RobotStudio event

TCP calibration - mean error

Hello everyone, 

I have a question regarding the Tool-Center-Point calibration using the FlexPendant. Does anyone have any tips or suggestions for how to achieve a small mean-error? We have been having some trouble getting this value to be accurate enough. Ideally this value should be less that 1mm, but we are consistently getting 4mm as a result, which is much too large. This is pretty strange because we are use 2 calibration tips which have a very sharp end, and using very small jogging increments to place the 2 very precisely on each other. 

So far the steps I've tried are:
  • Using more calibration targets (6-8 instead of 4) 
  • Jogging the robot in every axis quite significantly, before moving back towards the calibration spike. 
  • Moving the calibration spike to different locations around the work-cell. 
  • Confirmed that the "fine calibration" is accurate. 
Despite these steps, we still get a 4mm mean error. If anyone has any advice on how to improve this value it would be really appreciated.
Thanks! 

Answers

  • Check the robot at zero position, I recently had one which was off only 1.6 degrees on axis 2.  Hardly looked off center, but after updating rev counters, it stayed centered in the mark.  You said checking fine calibration, on should not fine calibrate, but check the calibration offsets in the parameters vs. the sticker values.
    Lee Justice
  • soup
    soup ✭✭✭
    Pretty sure that ABB claims Absolute Accuracy calibration improves TCP accuracy.
  • As well as moving well clear of the stationary spike in between points, each of the points should be at different angles around the spike for highest accuracy.
  • On the same topic


    New 6700 robots, fine calibration matches tag, counters all done.  

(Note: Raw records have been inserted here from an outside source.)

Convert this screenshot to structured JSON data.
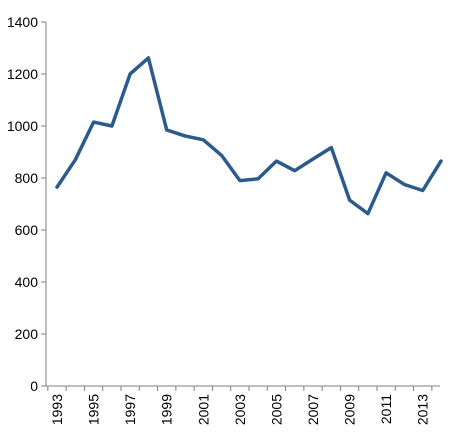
{
  "chart_data": {
    "type": "line",
    "title": "",
    "xlabel": "",
    "ylabel": "",
    "ylim": [
      0,
      1400
    ],
    "yticks": [
      0,
      200,
      400,
      600,
      800,
      1000,
      1200,
      1400
    ],
    "x": [
      1993,
      1994,
      1995,
      1996,
      1997,
      1998,
      1999,
      2000,
      2001,
      2002,
      2003,
      2004,
      2005,
      2006,
      2007,
      2008,
      2009,
      2010,
      2011,
      2012,
      2013,
      2014
    ],
    "xtick_labels": [
      "1993",
      "1995",
      "1997",
      "1999",
      "2001",
      "2003",
      "2005",
      "2007",
      "2009",
      "2011",
      "2013"
    ],
    "series": [
      {
        "values": [
          765,
          870,
          1015,
          1000,
          1200,
          1262,
          985,
          962,
          947,
          887,
          790,
          797,
          865,
          828,
          873,
          917,
          715,
          663,
          820,
          775,
          752,
          865
        ],
        "color": "#2b5a8c"
      }
    ],
    "grid": false,
    "legend": "none"
  }
}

    Super accurate postion, tried up to 8 points, use jog increment of 50us and feeler Guage onto spike.  

    Mean error 12mm(Max >30!) is about average?  It's out by about 5mm compared to CAD?

    Ideas?

  • Check that the system was created with the right robot type.  When you jog linear in world or base, does it make a curved path or veer off in a different direction?  What version of RW?
    Lee Justice
  • To teach a good TCP:
    Mount a spike on the tool or the flange.
    Mount a spike on a fixed table.
    Angle the tool spike 45 deg
    Teach 3 points with a offset of 120 deg
    Teach the 4  point vertikale.
    Observe that there is a angle higer than 10 deg between axis 4 and axis 5 when teaching the points.

    To check after teaching:
    Select tool and tool coordinate and rotate over the spike.